Nasza Loteria SR - pasek na kartach artykułów

Prof. Stanisław Bielecki: Stawiamy na jakość

Sławomir Sowa
Prof. Stanisław Bielecki
Prof. Stanisław Bielecki Grzegorz Gałasiński
Student wie, gdzie chce studiować, orientuje się jaką jakość kształcenia oferuje uczelnia i jakie miejsce pracy można zdobyć po jej ukończeniu. Nasze ścisłe stosunki z przemysłem powodują wielkie zainteresowanie Politechniką Łódzką - mówi prof. Stanisław Bielecki, rektor Politechniki Łódzkiej.

Politechnika Łódzka obchodzi 68 rocznicę powstania. W tym roku mamy wyjątkowy niż demograficzny wśród maturzystów. Czy to duży problem dla uczelni?
Nie jest to nasze największe zmartwienie. Pamiętam, że kiedyś na Politechnice Łódzkiej było cztery razy mniej studentów niż dziś. Niż demograficzny nas specjalnie nie przeraża, nie mamy przecież na niego wpływu. Niemniej analizujemy problem i staramy się zrobić wszystko, aby niż w jak najmniejszym stopniu nas dotknął. Chcemy być uczelnią innowacyjną i badawczą i przekazywać wiedzę na wysokim poziome. To jest najważniejsze. Dzięki temu będziemy zdobywać chętnych do studiowania na Politechnice. Naszym celem jest jakość.

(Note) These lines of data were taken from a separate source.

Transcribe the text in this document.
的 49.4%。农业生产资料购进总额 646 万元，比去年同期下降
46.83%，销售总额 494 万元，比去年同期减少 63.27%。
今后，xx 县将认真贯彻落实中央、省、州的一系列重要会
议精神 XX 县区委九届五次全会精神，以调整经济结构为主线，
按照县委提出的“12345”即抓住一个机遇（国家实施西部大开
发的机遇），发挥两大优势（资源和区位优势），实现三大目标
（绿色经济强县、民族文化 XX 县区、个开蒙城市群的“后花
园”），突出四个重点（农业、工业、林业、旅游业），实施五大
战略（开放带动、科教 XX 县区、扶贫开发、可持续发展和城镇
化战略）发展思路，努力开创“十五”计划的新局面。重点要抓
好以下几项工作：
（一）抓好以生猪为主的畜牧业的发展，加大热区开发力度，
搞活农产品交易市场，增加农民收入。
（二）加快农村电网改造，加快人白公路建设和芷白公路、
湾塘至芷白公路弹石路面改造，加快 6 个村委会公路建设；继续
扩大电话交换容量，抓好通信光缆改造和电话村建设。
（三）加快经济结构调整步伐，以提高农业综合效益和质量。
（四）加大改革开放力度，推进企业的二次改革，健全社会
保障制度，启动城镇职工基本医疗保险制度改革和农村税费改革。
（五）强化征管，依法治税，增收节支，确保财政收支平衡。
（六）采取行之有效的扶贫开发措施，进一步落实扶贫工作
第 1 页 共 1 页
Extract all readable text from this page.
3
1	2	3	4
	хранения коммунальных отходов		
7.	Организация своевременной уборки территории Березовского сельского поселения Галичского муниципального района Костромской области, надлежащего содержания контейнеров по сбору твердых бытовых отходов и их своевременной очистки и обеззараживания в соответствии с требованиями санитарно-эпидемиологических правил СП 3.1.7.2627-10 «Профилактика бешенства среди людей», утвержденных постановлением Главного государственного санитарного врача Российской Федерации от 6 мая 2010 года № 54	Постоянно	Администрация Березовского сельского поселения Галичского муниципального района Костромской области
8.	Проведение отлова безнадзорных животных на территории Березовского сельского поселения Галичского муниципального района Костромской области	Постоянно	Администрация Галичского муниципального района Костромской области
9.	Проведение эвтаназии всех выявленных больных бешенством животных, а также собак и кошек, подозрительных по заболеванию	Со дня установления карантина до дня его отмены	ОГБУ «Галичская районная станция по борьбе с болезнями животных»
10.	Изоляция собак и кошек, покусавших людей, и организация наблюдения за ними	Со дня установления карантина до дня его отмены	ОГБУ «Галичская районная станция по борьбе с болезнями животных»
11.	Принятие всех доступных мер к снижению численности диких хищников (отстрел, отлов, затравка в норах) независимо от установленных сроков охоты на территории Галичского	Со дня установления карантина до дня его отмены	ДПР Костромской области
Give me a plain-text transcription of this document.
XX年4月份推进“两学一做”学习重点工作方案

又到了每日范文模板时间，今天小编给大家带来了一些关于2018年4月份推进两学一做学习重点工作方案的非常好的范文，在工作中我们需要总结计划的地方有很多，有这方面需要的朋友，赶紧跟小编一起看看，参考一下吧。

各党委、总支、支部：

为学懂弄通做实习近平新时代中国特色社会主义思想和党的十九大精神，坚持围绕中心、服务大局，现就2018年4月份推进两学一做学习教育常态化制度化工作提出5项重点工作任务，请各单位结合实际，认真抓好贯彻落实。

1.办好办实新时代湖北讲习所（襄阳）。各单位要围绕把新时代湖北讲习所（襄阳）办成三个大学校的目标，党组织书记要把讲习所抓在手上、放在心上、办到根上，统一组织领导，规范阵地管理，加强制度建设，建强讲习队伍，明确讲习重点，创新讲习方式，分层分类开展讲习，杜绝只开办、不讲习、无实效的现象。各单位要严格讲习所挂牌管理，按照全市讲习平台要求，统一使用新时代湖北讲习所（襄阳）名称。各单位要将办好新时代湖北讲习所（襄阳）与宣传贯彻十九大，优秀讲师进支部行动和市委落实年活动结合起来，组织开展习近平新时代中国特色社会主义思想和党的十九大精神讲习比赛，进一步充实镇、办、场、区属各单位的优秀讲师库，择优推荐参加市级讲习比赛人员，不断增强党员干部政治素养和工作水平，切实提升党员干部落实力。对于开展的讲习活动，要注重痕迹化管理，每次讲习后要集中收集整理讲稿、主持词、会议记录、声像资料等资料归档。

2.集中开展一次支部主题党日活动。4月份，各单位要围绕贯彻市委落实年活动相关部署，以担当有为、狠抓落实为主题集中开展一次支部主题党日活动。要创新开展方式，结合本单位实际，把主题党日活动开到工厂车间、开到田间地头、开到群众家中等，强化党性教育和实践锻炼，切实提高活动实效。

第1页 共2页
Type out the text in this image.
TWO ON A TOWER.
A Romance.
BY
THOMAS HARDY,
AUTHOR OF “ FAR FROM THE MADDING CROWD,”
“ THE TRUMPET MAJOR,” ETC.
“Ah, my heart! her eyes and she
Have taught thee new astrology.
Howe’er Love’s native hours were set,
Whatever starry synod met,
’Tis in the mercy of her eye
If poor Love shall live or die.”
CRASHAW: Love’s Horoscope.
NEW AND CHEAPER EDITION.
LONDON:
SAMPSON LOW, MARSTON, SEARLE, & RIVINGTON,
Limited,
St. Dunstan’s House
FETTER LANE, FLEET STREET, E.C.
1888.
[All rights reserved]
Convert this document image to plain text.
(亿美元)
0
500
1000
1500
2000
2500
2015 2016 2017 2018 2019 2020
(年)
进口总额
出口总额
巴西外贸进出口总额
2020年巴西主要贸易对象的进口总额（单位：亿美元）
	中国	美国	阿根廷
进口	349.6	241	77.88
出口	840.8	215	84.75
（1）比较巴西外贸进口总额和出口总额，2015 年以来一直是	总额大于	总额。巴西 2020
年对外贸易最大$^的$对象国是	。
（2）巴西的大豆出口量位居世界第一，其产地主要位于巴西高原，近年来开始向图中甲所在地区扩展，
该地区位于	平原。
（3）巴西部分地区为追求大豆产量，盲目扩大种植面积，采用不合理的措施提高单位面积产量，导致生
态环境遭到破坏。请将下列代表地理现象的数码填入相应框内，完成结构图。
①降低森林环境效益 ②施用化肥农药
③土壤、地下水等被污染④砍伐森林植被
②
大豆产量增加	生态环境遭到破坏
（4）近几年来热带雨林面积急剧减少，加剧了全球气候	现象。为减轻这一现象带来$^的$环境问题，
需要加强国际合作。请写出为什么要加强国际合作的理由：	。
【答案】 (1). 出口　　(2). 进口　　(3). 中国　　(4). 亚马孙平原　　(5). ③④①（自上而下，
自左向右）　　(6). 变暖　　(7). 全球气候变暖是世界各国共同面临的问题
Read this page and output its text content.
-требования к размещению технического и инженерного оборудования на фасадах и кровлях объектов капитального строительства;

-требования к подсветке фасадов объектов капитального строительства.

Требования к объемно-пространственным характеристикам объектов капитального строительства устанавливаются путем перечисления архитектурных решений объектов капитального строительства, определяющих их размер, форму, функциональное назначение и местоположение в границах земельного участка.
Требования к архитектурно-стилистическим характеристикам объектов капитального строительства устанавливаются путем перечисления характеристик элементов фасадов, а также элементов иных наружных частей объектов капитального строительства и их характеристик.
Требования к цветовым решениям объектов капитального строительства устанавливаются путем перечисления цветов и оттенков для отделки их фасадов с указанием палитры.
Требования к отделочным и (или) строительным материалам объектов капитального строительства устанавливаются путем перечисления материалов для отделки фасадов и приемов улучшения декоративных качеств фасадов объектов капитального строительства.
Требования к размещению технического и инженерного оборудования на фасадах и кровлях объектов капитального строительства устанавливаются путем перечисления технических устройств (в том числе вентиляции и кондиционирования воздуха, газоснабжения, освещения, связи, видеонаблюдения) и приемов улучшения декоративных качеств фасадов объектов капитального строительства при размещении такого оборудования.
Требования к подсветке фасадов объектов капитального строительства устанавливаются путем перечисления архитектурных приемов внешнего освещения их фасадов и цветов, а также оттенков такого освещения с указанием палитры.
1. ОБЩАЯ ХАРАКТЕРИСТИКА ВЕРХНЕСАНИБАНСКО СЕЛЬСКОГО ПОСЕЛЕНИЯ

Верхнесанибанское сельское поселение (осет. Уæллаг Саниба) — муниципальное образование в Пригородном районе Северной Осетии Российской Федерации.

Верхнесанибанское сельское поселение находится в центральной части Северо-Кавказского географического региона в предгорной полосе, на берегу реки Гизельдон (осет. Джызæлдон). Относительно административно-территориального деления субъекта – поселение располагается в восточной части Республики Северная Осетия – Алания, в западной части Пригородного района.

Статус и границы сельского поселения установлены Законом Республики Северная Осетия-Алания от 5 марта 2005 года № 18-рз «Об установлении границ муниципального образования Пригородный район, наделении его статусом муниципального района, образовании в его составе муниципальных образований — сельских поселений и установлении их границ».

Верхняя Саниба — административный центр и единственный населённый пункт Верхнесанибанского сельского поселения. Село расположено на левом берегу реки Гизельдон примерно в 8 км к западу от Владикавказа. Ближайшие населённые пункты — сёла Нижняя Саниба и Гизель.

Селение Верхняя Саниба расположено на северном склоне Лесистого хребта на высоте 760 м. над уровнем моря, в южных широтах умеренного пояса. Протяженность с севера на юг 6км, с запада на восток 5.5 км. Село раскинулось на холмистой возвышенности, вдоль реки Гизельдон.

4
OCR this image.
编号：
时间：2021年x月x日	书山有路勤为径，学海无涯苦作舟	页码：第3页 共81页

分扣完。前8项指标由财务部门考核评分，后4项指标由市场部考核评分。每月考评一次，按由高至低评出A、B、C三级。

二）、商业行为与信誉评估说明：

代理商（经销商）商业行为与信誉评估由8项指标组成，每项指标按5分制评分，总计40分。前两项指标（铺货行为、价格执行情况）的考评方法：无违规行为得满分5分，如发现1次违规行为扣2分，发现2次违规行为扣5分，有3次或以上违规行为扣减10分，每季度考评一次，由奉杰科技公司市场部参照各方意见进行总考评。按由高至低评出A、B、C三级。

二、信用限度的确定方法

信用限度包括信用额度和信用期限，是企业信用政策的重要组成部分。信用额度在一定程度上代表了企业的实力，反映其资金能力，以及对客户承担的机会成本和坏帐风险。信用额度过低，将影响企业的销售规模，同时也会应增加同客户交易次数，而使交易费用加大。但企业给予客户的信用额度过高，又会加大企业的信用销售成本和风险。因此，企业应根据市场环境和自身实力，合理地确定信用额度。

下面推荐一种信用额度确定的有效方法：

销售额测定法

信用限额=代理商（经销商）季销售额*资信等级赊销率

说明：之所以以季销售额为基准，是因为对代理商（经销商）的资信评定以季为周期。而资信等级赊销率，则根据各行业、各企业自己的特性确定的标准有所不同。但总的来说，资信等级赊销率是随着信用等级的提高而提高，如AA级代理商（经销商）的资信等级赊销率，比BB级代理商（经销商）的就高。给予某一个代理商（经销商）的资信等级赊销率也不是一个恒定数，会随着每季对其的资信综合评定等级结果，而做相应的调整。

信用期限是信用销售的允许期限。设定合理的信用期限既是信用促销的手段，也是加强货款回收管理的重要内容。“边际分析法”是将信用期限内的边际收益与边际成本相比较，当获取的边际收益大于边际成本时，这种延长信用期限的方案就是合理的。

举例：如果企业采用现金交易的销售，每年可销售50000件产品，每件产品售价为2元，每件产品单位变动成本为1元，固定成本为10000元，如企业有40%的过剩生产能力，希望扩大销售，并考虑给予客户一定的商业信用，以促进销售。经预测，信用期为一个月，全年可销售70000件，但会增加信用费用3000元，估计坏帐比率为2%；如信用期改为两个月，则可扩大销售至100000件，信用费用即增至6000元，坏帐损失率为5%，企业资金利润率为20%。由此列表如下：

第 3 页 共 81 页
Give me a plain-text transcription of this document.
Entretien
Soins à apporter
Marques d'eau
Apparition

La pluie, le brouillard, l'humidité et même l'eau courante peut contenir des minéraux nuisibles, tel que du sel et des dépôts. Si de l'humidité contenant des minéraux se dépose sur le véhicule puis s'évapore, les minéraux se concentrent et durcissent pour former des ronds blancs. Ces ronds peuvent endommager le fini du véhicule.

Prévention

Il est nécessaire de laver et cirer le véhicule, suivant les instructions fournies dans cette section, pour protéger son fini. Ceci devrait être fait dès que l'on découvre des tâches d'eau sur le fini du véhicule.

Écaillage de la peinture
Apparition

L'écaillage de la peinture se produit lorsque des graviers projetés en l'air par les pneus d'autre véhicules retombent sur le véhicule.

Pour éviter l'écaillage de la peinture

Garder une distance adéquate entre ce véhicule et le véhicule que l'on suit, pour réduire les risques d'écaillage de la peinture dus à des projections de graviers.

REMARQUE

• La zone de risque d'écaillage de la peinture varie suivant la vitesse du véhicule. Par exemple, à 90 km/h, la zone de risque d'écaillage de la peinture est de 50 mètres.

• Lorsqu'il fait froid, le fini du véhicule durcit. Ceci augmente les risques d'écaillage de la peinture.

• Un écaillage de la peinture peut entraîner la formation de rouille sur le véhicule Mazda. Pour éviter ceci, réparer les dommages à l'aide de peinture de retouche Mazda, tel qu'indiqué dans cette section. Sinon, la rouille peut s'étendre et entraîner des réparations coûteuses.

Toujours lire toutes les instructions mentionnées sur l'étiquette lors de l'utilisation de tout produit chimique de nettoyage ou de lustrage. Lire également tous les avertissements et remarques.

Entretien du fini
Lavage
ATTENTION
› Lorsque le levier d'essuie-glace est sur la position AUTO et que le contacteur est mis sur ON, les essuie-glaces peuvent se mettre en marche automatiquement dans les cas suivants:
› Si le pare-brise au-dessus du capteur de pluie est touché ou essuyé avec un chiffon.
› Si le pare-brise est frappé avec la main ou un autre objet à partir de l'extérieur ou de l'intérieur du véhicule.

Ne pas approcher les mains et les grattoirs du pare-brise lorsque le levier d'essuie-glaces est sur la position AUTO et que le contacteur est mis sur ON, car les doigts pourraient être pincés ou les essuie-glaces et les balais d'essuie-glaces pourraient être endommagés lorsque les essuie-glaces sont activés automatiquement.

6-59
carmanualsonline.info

Co jest w takim razie największym wyzwaniem?
Największym wyzwaniem jest postawienie na badania, na jakość zarówno w edukacji, jak i badań, a także zwiększenie liczby doktorantów.

Jakimi środkami zamierza Pan powalczyć o studentów, poza jakością kształcenia, o której Pan wspominał?
Student wie, gdzie chce studiować, orientuje się jaką jakość kształcenia oferuje uczelnia i jakie miejsce pracy można zdobyć po jej ukończeniu. Nasze ścisłe stosunki z przemysłem, i to w coraz większym stopniu z przemysłem zagranicznym niż z polskim, powodują wielkie zainteresowanie naszą uczelnią.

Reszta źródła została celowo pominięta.